Coaches, be in Code Yellow off the field too
In my last post, I wrote about the topic of mindset and presented four color codes that should guide the thinking of players. These codes were based on the work of Colonel Jeff Cooper as described. Once again, the codes are as follows:
- White – complete unawareness, not paying attention at all
- Yellow – attentive, but relaxed
- Orange – focus is directed at an immediate potential threat
- Red – there is a definitive threat in your environment
As I stated, it was Cooper’s opinion that too many people walk around in Code White and are almost completely unaware of what is going on around them. As coaches, we know we have players like this too.
Today, I apply it to coaches because sometimes we fall victim to this as well. Often it’s away from the field when we think we can let our guard down. This happened to me after my first high school coaching season years ago. I vowed to never let it happen again. Here is the story …
When tryouts began to start the season I didn’t know any of the players’ abilities.
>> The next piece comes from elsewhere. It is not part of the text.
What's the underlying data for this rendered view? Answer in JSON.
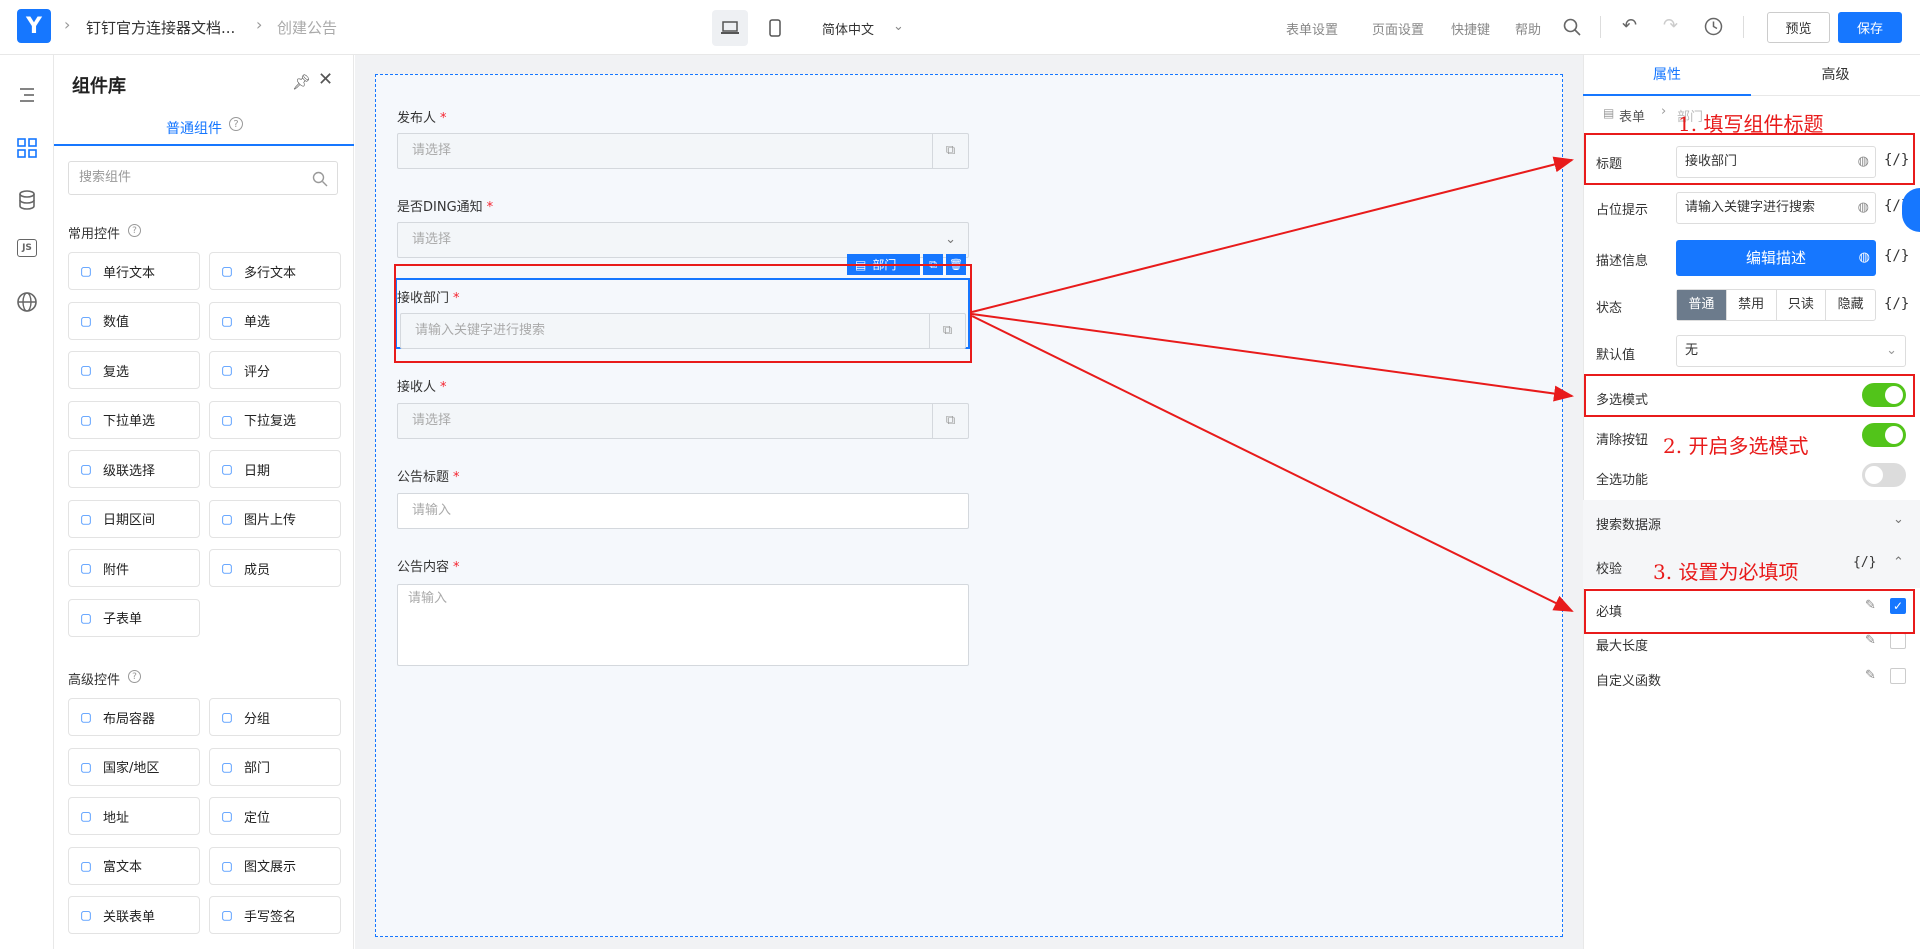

I had never seen them play before. I also didn’t seek out much intel on them beforehand because I wanted to be objective with my own eyes and assess them only on their ability/potential as opposed to what previous coaches saw in them. When the lists were posted as to who made the team, some players who had been cut in previous years found themselves playing. Others who had played on the team in prior seasons found themselves cut. As expected, there were hurt feelings and some questions but overall things went pretty smoothly. We had a good season and the team, some individual players, and me all got some very positive press due to our team’s success.
The following Fall, I decided to attend a football game my school was participating in. Early in the game I made a trip to the restroom. While standing there “doing my business” I noticed a guy approach the urinal next to me. He smiled and asked “Are you Coach McCreary?” To be honest, my immediate reaction in my head was, “Wow, somebody recognized me. That’s pretty cool.” He then put his finger up towards my face and said, “You made a big mistake cutting my son last year.”
The primitive part of my brain wanted me to immediately turn 90 degrees and pee on the guy’s leg. However, the other more civilized part won out and quickly scrambled to think of a response. My brain searched for prior experience in this and found nothing. As the saying goes, I was caught standing there with my “you know what” hanging out. I don’t remember what exactly I said but I think was along the lines of “Um … who is your son? Ah, um … is he still playing anywhere?” or something stupid like that.
The whole interaction took less than 10 seconds. When I finished up and walked out, the guy was gone and I was livid. Not so much because some dad felt the need to confront me eight months after tryouts when I was literally in the process of relieving myself but because I didn’t see it coming. I was caught unaware and off-guard. In essence, I was in Code White when I should have been in Code Yellow.
Coaches have a huge amount of on-the-field material to worry about and plan for. If you are one of them, I strongly suggest you also give some thought to scenarios similar to what I experienced and pre-plan some basic responses ahead of time. Coming up with a great response 15 minutes after the encounter doesn’t help much. War-game a variety of scenarios in your head and think of a civilized, professional response that calms the situation but also let’s the offender know that you are not going to be intimidated or pushed around. We expect our players to do this on the field with sayings like “It’s coming to you. What are you going to do with it?” Take your own advice and apply this to off-the-field situations you may find yourself in. If they occur, you may not have had that interaction before but when your brain searches for experience and scripts of what to say, your war-gaming will enable it to come up with something.
And finally, always be in Yellow when you are out in public.